Das Urteil der Foebud, Cloud ist gleich Cloud, und der Datenschutz in der Cloud ist generell schlecht, ist daher falsch. Denn deutsche Cloud-Anbieter dürfen die Daten ihrer Kunden nicht ungefragt weitergeben. Weder an US-Behörden noch an irgendeine andere Institution. Sie unterliegen den, verglichen mit US-Recht, restriktiven europäischen und deutschen Datenschutzbestimmungen. So ist laut EU-Grundrechtecharta jeder Einzelne vor dem Missbrauch seiner persönlichen Daten wie Anschrift, Bankverbindung etc. geschützt. Zusätzlich hat nach dem deutschen “Recht auf informationelle Selbstbestimmung” jeder das Anrecht auf den Schutz seiner Privatsphäre.
IT-Branche muss sich mit Datenschutz-Thema auseinandersetzen
Sowohl Privat- als auch Unternehmensanwender stehen der Cloud durch Urteile wie dem der Foebud verständlicherweise zunehmend skeptisch gegenüber. Das Datenkrake-Image hat sich die IT-Branche jedoch auch selber zuzuschreiben.

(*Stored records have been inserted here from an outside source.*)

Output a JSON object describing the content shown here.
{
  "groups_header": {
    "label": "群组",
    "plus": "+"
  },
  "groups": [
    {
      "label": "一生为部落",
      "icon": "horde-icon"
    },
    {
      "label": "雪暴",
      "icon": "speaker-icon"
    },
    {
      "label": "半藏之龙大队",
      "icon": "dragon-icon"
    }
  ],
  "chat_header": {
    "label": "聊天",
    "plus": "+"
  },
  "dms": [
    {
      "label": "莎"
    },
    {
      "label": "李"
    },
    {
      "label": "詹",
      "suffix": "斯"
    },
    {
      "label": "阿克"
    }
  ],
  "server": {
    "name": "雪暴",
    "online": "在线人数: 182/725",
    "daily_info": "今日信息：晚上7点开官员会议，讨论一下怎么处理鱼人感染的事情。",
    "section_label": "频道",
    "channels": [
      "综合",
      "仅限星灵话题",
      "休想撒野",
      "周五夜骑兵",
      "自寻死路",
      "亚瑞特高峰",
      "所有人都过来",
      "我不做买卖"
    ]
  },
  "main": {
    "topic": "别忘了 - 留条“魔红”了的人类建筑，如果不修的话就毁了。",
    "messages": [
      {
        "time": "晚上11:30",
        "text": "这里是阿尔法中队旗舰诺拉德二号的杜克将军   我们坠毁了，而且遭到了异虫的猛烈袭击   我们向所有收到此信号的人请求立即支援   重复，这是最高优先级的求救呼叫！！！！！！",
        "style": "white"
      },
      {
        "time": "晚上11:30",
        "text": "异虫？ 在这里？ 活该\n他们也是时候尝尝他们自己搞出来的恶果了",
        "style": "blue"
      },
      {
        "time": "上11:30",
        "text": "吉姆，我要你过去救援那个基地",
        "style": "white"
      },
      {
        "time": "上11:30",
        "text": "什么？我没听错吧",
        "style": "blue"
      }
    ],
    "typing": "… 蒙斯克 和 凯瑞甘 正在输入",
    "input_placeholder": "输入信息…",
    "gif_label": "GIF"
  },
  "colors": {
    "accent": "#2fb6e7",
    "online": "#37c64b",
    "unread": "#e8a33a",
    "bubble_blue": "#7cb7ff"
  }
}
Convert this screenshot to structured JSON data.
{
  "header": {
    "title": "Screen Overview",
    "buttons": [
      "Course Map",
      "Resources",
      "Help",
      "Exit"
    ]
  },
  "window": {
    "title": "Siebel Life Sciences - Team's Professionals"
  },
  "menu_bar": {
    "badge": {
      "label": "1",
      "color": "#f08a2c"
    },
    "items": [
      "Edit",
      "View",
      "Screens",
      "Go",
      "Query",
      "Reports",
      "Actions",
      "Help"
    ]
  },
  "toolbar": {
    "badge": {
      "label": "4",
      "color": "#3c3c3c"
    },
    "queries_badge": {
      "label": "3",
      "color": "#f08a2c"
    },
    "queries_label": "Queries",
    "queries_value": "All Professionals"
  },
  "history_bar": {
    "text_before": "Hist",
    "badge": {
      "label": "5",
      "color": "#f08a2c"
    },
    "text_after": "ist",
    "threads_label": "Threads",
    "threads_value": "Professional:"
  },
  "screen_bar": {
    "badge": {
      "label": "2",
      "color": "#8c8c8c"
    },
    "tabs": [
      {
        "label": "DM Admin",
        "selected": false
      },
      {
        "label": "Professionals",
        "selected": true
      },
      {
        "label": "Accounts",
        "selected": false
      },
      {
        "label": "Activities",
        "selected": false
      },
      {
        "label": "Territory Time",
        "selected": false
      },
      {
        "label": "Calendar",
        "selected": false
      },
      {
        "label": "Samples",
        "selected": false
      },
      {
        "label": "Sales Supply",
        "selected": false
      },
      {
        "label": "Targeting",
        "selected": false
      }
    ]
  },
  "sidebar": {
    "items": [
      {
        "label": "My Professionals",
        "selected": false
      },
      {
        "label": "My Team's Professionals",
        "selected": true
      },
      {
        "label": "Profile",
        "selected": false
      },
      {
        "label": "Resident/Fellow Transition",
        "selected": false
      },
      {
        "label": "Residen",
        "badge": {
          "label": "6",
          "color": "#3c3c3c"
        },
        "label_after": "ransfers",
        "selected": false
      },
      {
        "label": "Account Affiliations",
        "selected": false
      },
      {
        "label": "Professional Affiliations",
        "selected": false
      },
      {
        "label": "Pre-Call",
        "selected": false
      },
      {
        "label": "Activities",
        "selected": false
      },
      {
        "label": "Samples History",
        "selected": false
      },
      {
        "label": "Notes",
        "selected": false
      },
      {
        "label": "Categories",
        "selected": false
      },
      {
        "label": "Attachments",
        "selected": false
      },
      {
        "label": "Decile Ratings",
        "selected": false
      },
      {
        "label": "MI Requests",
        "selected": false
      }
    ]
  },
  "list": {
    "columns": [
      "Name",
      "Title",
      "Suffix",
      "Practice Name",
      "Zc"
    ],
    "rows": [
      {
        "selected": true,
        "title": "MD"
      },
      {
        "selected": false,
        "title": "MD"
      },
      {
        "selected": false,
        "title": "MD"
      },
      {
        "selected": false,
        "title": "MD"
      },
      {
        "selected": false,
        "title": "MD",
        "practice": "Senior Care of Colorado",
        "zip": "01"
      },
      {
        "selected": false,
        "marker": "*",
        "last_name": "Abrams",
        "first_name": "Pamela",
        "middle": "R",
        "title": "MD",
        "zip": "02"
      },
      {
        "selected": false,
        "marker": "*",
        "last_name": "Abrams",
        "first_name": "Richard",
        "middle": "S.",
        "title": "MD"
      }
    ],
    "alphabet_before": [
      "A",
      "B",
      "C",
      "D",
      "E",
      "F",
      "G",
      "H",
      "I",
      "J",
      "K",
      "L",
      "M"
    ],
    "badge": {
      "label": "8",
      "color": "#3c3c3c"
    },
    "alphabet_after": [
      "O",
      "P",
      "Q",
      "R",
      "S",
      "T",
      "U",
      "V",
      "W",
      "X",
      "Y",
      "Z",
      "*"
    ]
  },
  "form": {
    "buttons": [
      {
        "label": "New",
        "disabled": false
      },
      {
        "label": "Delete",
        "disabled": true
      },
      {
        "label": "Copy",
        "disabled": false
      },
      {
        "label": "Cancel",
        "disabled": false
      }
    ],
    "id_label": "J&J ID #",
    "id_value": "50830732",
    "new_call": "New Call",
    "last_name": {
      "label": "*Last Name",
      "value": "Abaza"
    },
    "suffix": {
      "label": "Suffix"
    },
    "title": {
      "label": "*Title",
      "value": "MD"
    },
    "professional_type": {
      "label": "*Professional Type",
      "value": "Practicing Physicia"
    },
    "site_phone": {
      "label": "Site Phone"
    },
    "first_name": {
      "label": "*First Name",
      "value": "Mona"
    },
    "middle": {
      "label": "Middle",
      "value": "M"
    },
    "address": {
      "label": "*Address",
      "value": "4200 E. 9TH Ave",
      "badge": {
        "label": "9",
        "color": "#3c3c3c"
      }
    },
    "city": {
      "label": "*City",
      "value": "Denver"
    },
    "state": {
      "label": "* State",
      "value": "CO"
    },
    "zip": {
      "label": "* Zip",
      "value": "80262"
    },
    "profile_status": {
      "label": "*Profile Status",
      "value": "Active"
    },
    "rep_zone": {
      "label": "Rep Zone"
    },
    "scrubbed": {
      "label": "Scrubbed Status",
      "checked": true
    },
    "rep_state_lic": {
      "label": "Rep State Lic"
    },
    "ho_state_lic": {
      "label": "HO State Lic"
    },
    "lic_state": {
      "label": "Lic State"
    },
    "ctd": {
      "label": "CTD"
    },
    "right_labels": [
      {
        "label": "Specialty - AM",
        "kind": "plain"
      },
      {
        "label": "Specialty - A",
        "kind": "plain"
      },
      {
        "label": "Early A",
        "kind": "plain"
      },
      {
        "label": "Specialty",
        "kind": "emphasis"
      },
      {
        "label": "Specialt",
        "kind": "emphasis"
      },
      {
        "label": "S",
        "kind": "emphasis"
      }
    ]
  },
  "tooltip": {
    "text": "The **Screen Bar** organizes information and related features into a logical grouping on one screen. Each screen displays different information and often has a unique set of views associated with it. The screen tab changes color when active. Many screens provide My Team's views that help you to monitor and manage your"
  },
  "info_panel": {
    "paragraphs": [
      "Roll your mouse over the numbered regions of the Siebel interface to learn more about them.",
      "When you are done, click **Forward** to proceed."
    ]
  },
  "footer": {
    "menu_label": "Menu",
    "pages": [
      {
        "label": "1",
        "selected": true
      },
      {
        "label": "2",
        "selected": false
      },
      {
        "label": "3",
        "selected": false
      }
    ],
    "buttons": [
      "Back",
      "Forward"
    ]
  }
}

So haben es deutsche IT-Unternehmen in den letzten Jahren weitgehend versäumt, ihre Anwender auf die deutschen Datenschutzbestimmungen hinzuweisen, denen ihre Dienstleistungen unterliegen. “Wo Cloud drauf steht, muss auch Cloud drin sein”, denken die Anwender vollkommen berechtigt. Sie vergleichen die Preise und stellen bei ihrer Wahl etwa fest, dass die Cloud-Dienstleistungen von US-Anbietern günstiger sind. Dass sie mit dem Schritt in die US-Cloud in die Datenschutzfalle tappen, verschweigen selbst deutsche Cloud-Anbieter zu oft. Aus Angst, der Hinweis auf das Datenschutz-Dilemma werfe ein falsches Licht auch auf ihre Cloud-Dienstleistungen.
Hier ist jedoch ein Umdenken angebracht: Wollen sich deutsche Cloud-Anbieter klar gegenüber dem Mitbewerb positionieren, müssen sie sich offen zu der Datenschutzproblematik bekennen. Und deutlich kommunizieren, dass ihre IT-Dienstleistungen beispielsweise nicht dem US-Recht unterliegen.
Es bleibt die Frage, ob die Verleihung des Datenkrake-Awards an die Cloud gerechtfertigt war. Ja, sie war es. Denn sie warnt die Anwender vor tatsächlich vorhandenen Risiken beim Cloud Computing. Begriffe wie “Cloud made in Germany”, von denen seit mehr als zwei Jahren die Rede ist, oder spezielle Datenschutz-Zertifizierungen scheinen sich in der öffentlichen Wahrnehmung jedoch noch nicht durchgesetzt zu haben. Nun liegt es an den deutschen IT-Unternehmen, sich mit diesem Thema und ihrem Cloud-Angebot deutlicher als bislang von dem internationaler Anbieter abzugrenzen.